Siegers, G. M., Swamy, M., Fernández-Malavé, E., Minguet, S., Rathmann, S., Guardo, A. C., et al. (2007). Different composition of the human and mouse γδ T cell receptor explains diffferent phenotypes of CD3γ and CD3δ immunodeficiencies. Journal of Experimental Medicine, 204, 2537-2544.

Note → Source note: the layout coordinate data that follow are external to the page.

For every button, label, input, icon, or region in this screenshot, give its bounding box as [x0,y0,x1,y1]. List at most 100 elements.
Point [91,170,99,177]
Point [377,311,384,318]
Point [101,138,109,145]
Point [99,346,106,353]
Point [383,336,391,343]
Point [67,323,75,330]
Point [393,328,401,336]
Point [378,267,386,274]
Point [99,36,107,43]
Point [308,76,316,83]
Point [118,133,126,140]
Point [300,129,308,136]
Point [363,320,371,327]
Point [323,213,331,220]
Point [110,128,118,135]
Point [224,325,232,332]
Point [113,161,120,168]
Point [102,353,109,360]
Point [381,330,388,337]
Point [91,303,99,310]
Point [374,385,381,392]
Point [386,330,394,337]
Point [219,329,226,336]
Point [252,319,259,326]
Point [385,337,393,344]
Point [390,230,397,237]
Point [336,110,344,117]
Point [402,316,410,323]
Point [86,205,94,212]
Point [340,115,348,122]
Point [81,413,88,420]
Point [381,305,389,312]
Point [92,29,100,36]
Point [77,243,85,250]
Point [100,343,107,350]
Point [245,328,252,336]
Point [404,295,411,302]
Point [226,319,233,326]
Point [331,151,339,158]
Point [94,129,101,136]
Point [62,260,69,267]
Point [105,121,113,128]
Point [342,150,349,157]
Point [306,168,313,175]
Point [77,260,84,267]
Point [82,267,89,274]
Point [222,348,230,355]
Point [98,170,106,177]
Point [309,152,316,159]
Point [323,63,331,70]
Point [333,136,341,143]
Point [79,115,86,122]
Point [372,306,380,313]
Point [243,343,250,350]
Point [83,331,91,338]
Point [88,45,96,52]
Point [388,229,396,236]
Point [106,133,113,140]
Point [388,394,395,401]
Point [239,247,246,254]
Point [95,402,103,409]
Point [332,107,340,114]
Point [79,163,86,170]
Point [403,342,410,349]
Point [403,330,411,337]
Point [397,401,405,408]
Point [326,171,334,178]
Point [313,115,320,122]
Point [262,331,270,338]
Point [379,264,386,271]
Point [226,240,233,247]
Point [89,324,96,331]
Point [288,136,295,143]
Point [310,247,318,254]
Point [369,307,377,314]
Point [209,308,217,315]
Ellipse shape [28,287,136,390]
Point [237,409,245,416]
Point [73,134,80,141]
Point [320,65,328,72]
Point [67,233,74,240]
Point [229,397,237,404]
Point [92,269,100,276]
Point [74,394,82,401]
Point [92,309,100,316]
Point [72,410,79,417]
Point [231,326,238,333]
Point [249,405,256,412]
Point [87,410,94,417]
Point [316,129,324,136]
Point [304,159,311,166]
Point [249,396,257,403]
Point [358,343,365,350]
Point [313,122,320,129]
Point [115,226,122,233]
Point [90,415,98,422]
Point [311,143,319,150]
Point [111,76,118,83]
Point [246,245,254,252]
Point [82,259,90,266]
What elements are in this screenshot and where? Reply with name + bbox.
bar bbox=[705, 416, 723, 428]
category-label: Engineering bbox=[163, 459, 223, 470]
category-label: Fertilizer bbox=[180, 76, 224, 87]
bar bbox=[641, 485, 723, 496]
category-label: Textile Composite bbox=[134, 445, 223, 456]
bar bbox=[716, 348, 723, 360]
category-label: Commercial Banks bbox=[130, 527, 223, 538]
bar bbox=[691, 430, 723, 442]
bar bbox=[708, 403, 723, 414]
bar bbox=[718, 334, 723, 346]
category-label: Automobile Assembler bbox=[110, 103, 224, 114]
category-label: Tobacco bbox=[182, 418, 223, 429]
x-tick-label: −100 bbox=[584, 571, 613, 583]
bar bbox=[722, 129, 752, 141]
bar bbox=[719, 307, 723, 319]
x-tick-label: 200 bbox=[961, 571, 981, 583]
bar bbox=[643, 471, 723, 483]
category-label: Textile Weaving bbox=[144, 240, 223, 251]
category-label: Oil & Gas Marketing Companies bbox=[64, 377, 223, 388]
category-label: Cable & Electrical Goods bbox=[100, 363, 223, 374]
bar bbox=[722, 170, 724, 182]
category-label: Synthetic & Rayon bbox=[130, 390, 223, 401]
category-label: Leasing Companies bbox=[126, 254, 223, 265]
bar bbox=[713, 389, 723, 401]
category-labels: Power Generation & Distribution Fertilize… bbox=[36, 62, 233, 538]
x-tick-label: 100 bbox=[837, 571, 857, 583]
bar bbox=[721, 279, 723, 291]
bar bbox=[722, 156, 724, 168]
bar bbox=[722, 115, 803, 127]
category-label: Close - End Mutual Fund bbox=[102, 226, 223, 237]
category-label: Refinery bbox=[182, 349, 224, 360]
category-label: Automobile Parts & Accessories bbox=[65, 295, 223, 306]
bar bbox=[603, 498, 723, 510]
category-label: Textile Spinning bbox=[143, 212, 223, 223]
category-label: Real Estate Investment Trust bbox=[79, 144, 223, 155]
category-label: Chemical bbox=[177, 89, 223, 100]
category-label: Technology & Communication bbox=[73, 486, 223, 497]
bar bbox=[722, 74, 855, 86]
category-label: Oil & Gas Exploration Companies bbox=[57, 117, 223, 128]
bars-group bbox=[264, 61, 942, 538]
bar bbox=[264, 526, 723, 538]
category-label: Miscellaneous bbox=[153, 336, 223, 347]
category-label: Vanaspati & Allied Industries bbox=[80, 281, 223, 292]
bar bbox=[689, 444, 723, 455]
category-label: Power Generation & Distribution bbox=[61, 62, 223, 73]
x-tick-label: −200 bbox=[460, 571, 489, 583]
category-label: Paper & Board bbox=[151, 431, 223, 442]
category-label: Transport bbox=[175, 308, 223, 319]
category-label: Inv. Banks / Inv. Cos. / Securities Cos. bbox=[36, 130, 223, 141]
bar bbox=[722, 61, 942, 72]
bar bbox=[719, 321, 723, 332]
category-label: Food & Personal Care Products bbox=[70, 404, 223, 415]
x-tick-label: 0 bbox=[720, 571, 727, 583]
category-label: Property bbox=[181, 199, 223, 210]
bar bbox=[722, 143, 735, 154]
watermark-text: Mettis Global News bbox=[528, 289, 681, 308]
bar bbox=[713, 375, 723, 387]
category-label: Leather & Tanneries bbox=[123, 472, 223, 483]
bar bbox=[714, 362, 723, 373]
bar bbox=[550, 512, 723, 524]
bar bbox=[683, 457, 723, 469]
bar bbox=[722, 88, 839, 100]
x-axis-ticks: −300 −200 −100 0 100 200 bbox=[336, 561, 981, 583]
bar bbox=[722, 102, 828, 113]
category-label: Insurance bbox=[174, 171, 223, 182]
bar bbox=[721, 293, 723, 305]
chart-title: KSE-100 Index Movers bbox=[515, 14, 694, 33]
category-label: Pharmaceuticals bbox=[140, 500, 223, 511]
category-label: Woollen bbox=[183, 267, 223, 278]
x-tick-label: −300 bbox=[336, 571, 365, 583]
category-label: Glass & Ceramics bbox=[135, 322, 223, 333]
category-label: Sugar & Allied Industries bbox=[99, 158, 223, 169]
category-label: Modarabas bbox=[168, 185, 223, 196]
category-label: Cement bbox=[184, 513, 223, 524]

Cite as: https://hdl.handle.net/11858/00-001M-0000-002B-91EE-B

Abstract

The γδ T cell receptor for antigen (TCR) comprises the clonotypic TCRγδ, the CD3 (CD3γε and/or CD3δε), and the ζζ dimers. γδ T cells do not develop in CD3γ-deficient mice, whereas human patients lacking CD3γ have abundant peripheral blood γδ T cells expressing high γδ TCR levels. In an attempt to identify the molecular basis for these discordant phenotypes, we determined the stoichiometries of mouse and human γδ TCRs using blue native polyacrylamide gel electrophoresis and anti-TCR-specific antibodies. The γδ TCR isolated in digitonin from primary and cultured human γδ T cells includes CD3δ, with a TCRγδCD3ε₂δγζ₂ stoichiometry. In CD3γ-deficient patients, this may allow substitution of CD3γ by the CD3δ chain and thereby support γδ T cell development. In contrast, the mouse γδ TCR does not incorporate CD3δ and has a TCRγδCD3ε₂γ₂ζ₂ stoichiometry. CD3γ-deficient mice exhibit a block in γδ T cell development. A human, but not a mouse, CD3δ transgene rescues γδ T cell development in mice lacking both mouse CD3δ and CD3γ chains. This suggests important structural and/or functional differences between human and mouse CD3δ chains during γδ T cell development. Collectively, our results indicate that the different γδ T cell phenotypes between CD3γ-deficient humans and mice can be explained by differences in their γδ TCR composition.